Native Python Pattern Types

• Glob patterns: raw/*/2024-01-* using fnmatch or pathlib
• Regular expressions: Named groups for complex patterns
• Type annotations: Annotated[RawPartition, "all sources for date"]
• String templates: Standard library string.Template

Why This Is Beautiful

1. No new syntax - Developers already know these patterns
2. Full IDE support - Autocomplete, refactoring, type checking
3. Composable - Mix glob, regex, f-strings as needed
4. Testable - Just Python strings and functions
5. Bidirectional - Same pattern for matching and generating

The key insight: Python's string formatting is already a pattern language. We don't need to build a DSL - we need to embrace Python as the DSL.

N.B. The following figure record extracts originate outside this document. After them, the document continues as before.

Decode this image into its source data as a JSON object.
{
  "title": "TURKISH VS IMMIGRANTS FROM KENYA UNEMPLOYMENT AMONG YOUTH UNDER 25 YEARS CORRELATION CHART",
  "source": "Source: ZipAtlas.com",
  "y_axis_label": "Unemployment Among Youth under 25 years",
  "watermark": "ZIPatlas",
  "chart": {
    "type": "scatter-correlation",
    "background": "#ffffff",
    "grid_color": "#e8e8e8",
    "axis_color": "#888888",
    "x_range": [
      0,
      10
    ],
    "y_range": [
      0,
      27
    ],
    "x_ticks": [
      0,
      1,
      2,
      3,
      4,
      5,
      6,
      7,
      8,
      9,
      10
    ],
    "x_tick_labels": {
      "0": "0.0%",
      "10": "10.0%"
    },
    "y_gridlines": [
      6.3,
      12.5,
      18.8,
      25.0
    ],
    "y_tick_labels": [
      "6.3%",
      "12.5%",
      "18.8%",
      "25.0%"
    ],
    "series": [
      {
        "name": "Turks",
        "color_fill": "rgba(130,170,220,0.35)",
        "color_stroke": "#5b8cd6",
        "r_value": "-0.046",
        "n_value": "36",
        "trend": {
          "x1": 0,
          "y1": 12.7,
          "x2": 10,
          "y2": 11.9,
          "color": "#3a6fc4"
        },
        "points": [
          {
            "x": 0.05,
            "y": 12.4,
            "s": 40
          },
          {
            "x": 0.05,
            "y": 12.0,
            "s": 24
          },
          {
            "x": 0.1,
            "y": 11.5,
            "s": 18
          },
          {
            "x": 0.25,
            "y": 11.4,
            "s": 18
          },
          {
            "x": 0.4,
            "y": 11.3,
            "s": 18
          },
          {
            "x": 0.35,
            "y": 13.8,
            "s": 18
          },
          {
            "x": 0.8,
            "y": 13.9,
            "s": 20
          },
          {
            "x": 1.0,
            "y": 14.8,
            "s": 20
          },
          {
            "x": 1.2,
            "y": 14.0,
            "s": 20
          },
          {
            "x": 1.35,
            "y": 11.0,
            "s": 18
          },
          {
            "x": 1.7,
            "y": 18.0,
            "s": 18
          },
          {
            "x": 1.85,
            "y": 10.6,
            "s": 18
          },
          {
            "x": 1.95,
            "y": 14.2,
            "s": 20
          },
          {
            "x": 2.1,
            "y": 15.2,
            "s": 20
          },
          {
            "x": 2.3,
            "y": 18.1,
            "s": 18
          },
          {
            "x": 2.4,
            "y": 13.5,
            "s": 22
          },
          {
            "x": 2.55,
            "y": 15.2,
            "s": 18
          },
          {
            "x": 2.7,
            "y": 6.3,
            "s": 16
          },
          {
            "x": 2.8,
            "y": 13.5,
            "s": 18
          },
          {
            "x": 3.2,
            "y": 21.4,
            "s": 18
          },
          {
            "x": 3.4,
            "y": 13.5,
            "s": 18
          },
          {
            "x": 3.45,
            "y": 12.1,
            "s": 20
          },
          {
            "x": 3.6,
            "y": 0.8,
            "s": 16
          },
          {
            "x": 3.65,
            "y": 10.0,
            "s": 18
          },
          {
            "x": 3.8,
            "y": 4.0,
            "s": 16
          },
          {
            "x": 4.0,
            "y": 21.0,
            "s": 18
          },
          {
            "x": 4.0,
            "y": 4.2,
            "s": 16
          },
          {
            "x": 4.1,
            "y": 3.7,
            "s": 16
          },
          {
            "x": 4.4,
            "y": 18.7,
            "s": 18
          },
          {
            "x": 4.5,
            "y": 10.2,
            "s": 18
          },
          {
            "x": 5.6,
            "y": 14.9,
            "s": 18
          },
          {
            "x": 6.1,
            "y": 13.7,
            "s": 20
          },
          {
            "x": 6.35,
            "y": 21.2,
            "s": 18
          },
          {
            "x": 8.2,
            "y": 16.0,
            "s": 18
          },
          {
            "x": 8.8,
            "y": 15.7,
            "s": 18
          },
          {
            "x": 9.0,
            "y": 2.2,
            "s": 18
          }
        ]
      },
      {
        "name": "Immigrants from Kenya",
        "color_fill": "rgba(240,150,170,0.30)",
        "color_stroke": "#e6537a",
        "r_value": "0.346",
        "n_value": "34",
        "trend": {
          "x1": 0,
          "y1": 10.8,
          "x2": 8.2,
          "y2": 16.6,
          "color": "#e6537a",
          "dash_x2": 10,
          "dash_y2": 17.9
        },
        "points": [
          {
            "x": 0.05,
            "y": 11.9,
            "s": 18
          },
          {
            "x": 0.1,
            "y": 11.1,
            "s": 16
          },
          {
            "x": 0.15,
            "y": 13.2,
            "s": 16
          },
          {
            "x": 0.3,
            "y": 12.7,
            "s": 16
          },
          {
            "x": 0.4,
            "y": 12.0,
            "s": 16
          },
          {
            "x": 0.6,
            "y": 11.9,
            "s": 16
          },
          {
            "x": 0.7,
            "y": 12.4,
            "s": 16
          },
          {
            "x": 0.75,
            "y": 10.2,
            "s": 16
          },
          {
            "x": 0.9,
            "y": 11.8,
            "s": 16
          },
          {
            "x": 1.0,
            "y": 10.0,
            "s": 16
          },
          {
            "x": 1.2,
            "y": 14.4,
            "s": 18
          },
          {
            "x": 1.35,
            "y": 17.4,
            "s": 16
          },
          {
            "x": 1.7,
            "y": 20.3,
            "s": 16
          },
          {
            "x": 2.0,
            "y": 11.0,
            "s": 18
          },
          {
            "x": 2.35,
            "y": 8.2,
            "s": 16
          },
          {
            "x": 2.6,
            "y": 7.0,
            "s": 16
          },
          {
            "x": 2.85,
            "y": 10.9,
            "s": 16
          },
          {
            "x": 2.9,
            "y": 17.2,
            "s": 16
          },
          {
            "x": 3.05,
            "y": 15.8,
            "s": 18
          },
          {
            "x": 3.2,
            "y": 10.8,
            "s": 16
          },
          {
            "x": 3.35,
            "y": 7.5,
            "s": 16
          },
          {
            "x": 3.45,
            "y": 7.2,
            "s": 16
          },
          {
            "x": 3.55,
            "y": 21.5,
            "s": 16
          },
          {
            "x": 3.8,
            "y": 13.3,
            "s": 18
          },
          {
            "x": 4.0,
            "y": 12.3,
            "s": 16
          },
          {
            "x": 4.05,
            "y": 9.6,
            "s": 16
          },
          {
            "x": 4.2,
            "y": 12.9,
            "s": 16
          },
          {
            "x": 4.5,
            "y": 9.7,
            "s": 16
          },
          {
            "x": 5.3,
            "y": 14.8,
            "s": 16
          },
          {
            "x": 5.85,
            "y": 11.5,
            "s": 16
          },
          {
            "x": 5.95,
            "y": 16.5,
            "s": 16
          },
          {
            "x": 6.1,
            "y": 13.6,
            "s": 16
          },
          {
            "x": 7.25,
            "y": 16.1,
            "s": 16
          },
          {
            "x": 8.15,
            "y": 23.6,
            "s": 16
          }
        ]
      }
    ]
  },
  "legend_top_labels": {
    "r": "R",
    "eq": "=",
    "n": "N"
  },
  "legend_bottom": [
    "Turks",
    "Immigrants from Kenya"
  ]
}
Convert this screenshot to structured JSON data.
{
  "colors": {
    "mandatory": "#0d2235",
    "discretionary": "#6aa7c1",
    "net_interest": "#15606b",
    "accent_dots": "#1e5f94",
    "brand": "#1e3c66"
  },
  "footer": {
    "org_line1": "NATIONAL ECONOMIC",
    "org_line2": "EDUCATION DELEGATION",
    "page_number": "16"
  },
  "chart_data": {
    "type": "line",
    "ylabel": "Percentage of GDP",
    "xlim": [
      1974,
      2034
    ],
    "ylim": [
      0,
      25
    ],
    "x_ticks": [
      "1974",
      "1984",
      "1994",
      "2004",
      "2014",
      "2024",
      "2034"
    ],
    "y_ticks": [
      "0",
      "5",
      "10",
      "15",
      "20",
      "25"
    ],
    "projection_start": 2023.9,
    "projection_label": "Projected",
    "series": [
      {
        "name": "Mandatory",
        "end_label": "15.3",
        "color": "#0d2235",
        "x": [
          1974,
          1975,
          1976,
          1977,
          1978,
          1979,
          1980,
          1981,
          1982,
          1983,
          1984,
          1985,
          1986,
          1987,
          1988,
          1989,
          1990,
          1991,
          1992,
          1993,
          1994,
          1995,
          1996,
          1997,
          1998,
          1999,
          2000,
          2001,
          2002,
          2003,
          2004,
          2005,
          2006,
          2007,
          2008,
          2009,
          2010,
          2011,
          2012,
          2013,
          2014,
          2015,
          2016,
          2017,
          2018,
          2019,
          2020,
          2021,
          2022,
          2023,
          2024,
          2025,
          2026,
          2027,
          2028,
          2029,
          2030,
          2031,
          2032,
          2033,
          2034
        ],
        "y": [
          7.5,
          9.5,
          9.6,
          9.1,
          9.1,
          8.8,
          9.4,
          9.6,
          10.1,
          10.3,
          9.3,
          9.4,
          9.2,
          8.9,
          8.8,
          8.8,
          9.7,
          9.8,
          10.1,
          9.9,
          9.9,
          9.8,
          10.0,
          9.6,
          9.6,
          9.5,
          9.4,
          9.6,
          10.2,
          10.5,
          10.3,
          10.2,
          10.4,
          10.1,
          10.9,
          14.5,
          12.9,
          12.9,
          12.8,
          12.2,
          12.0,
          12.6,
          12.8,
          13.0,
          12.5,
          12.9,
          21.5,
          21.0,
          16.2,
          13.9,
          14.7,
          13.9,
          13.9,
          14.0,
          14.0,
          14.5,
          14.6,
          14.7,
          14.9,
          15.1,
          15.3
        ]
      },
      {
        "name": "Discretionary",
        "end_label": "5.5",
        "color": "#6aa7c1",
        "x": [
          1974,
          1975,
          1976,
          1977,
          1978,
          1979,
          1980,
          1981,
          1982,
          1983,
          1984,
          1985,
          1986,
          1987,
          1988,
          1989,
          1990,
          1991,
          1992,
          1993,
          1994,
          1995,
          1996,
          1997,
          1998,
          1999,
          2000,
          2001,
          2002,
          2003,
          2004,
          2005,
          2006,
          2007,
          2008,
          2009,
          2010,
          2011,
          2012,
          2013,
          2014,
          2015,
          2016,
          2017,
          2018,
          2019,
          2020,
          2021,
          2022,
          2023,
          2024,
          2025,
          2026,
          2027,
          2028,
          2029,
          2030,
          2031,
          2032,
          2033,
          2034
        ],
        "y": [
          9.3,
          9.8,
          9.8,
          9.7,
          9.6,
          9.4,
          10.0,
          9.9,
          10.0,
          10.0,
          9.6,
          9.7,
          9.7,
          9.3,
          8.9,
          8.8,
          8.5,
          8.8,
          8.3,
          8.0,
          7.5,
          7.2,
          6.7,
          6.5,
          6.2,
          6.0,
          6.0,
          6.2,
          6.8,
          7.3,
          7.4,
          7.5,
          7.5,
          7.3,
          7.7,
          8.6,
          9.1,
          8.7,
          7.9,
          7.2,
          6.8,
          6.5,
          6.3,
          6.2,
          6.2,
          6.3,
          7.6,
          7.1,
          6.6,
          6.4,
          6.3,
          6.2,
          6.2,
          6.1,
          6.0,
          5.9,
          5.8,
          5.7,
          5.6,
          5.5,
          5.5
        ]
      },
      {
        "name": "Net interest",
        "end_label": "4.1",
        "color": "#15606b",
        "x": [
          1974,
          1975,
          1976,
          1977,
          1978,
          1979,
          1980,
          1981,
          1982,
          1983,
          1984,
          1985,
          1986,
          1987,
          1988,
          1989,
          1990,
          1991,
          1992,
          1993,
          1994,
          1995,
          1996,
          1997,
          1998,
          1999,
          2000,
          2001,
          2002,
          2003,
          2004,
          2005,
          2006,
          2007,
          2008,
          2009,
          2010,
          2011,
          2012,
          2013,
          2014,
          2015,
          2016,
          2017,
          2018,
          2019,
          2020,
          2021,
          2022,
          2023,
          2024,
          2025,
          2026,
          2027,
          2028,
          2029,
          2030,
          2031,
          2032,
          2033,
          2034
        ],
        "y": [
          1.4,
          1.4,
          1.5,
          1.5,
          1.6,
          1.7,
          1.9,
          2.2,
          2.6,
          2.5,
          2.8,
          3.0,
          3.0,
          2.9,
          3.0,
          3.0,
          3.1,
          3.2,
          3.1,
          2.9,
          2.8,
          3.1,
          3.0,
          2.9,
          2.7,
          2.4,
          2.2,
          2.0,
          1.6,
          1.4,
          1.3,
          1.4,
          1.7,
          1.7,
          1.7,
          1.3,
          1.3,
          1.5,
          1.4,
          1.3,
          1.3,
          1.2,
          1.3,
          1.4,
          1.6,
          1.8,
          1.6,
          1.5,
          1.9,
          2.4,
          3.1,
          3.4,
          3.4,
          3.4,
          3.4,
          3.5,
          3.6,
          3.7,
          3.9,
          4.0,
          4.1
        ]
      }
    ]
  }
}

Rust as an Alternative DSL

While Python offers maximum expressiveness, Rust presents an intriguing alternative that could provide compile-time guarantees without sacrificing elegance:

Procedural Macros for Job Definition

#[job]
fn process_daily(
    date: Date,
    #[partition("raw/{source}/{date}")] source: Partition<RawData>,
) -> Partition<ProcessedData, "processed/{date}"> {
    let raw_data = source.load()?;
    transform(raw_data, date).save()
}

#[job(resources = "memory=4G,cpu=2")]
fn aggregate_weekly(
    week: Week,
    #[partition("processed/[date:date+7]")] daily: PartitionSet<ProcessedData>,
) -> Partition<WeeklyAggregate, "aggregated/week={week}"> {
    daily.load_all()?.aggregate().save()
}

Type-Safe Pattern Matching

// Compile-time pattern validation using const generics
pub struct Partition<T, const PATTERN: &'static str> {
    _phantom: PhantomData<T>,
}

// Pattern validated at compile time!
impl<T, const PATTERN: &'static str> Partition<T, PATTERN> {
    const VALIDATE: () = {
        assert!(is_valid_pattern(PATTERN));
    };
}

Runtime Dependency Resolution with Compile-Time Structure

#[job(
    // Pattern template at compile time
    inputs = "raw/{source}/{date}",
    // But resolution happens at runtime
)]
impl ProcessDaily {
    fn resolve_dependencies(&self, args: &JobArgs) -> Vec<String> {
        let date = &args.date;
        let mut deps = vec![];
        
        // Dynamic resolution based on runtime state
        for source in self.catalog.available_sources(date)? {
            deps.push(format!("raw/{}/{}", source, date));
        }
        
        // Conditional dependencies
        if date.weekday() == Weekday::Monday {
            deps.push(format!("raw/{}/{}", "archive", date.previous_friday()));
        }
        
        deps
    }
}

Why Rust DSL is Compelling

1. Zero-cost abstractions - Macros expand to optimal code with no runtime overhead
2. Compile-time validation - Pattern syntax checked at compile time
3. Type safety - Full type checking across job boundaries
4. Single language - If engine is Rust, no polyglot complexity
5. IDE support - Full IntelliSense, refactoring, and go-to-definition

The Hybrid Best: Compile-Time Structure, Runtime Flexibility

// Macro provides syntax sugar and compile-time checks
#[derive(DataBuildJob)]
struct ComplexJob {
    const INPUT_TEMPLATE: &'static str = "raw/{source}/{date}";
    
    // But actual resolution is dynamic
    fn resolve_config(&self, args: &JobArgs, ctx: &Context) -> Result<JobConfig> {
        // Full runtime flexibility for dependency calculation
        let sources = ctx.catalog.list_sources(&args.date)?;
        let inputs = sources.iter()
            .map(|s| format!("raw/{}/{}", s, args.date))
            .collect();
        
        Ok(JobConfig { inputs, outputs: vec![...] })
    }
}

This Rust approach offers an interesting middle ground: stronger guarantees than Python while maintaining expressiveness, and seamless integration with a Rust-based execution engine.

Philosophical Questions

• Is orchestration a fundamental need or an implementation detail?
• Can we achieve both expressiveness and correctness?
• What would "SQL for data pipelines" actually look like?

Conclusion

These explorations suggest that DataBuild's future might not be in making orchestration easier, but in making it unnecessary. By focusing on declarative data relationships rather than imperative build steps, we could achieve both the expressiveness of Python and the guarantees of Bazel, while eliminating entire categories of complexity.

The ultimate vision: users declare what data depends on what other data, and the system figures out everything else - just like SQL.